The starting point for understanding how a company operates is to recognize the difference between the directors (who are also known as ‘the board’) and the shareholders. Although in a small, privately-held company the directors and the shareholders are often the same people, they are actually two completely different roles, with separate rights and obligations. The company’s board is made up of all the appointed directors. If you have three directors, for example, then you have three people sitting on your board. In theory, any decision that is made by the company needs to be agreed by the board. This includes the smallest decisions right through to the largest. So, even a decision such as whether to buy a new jar of coffee for the office needs to be agreed by the board. Clearly, this could become unworkable very quickly. So, in practice, the board can simply decide that it doesn’t need to formally agree every single decision taken. Rather, it will give some limited responsibility for lesser decisions to other people within the company and reserve the right for ‘important’ decisions to be taken at board meetings. This situation still works, legally, because this permission has been granted by the board, so we can see that the board is still in control. So now, how does the board actually make its decisions? Usually, this occurs through a simple majority vote of the directors. If you have three directors sitting on your board, then a 2:1 majority will pass a board resolution. Board votes are not affected by the number of shares each director may hold. A board may, for example, have three directors, one of whom is the founder who holds 90% of the shares, while the other directors own 5% of the shares each. Many people are surprised to learn this, but the director with 90% of the shares can still be out-voted by the other two directors, who hold just 10% of the shares between them. Again, this is because the board works on a simple majority vote basis.

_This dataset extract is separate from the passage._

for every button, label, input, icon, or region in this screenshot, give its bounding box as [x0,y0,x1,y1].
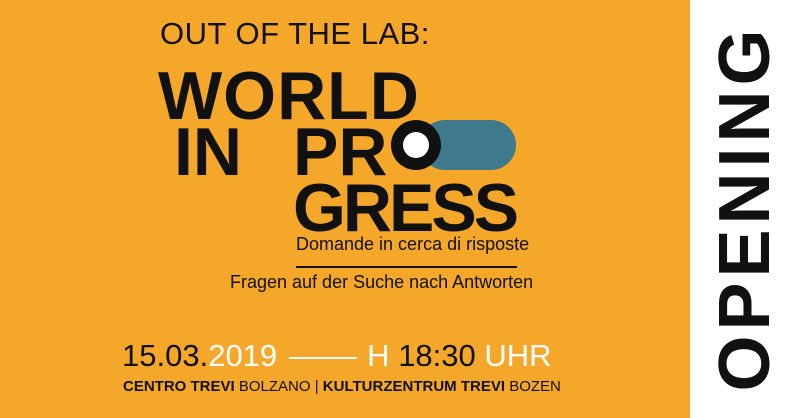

However, these basic board voting provisions can be overridden by placing specific terms in a shareholders agreement. However, if there’s no shareholders agreement in place, then the majority voting rules outlined above will apply. Additionally, because the board acts on a majority basis, if there is an even number of directors, say, two directors, and they can’t agree, then the board is said to be ‘deadlocked’. This means that the board can’t act, and can be a major problem, as one director isn’t permitted to do something to which the other director disagrees. In these instances, it can save a lot of argument and difficulties if a shareholders agreement with suitable provisions has been drawn up before the board reaches this sort of impasse. Suitable provisions can help resolve any dispute or deadlock that may arise. For example, a simple provision could be to give one director (often a ‘Chairman’) a casting vote in the case of a tie. However, more often, the agreement will require specific ‘deadlock resolution provisions’ (see our article here) to create an effective resolution process. In contrast to the directors of a company, the shareholders have very little day-to-day control over the matters relating directly to the company’s operations. Usually, shareholders only get limited rights to vote on certain matters, such as: • the issue of new shares; • changes to the articles of association; and • winding-up the company. Each shareholders’ vote requires either an ‘ordinary resolution’ or a ‘special resolution’. An ordinary resolution means a vote which is carried by more than 50% of the shareholders, and a special resolution refers to a vote which is carried by 75% or more of the shareholders. It’s possible to draw up the terms of a shareholders agreement to require the company to obtain the prior consent of the shareholders before carrying out any number of actions which can be listed in the shareholder's agreement. This is one of the ways shareholders can be given greater rights over the company than they would otherwise usually have. Finally, the main ‘protective rights’ that shareholders will have which can prevent the directors from operating the business in a way they may consider unfavorable to the shareholders, is the right to appoint new directors or remove existing directors from the board.
This right is granted under the Companies’ Act to shareholders holding more than 50% of the shares, and it can’t be removed by the company.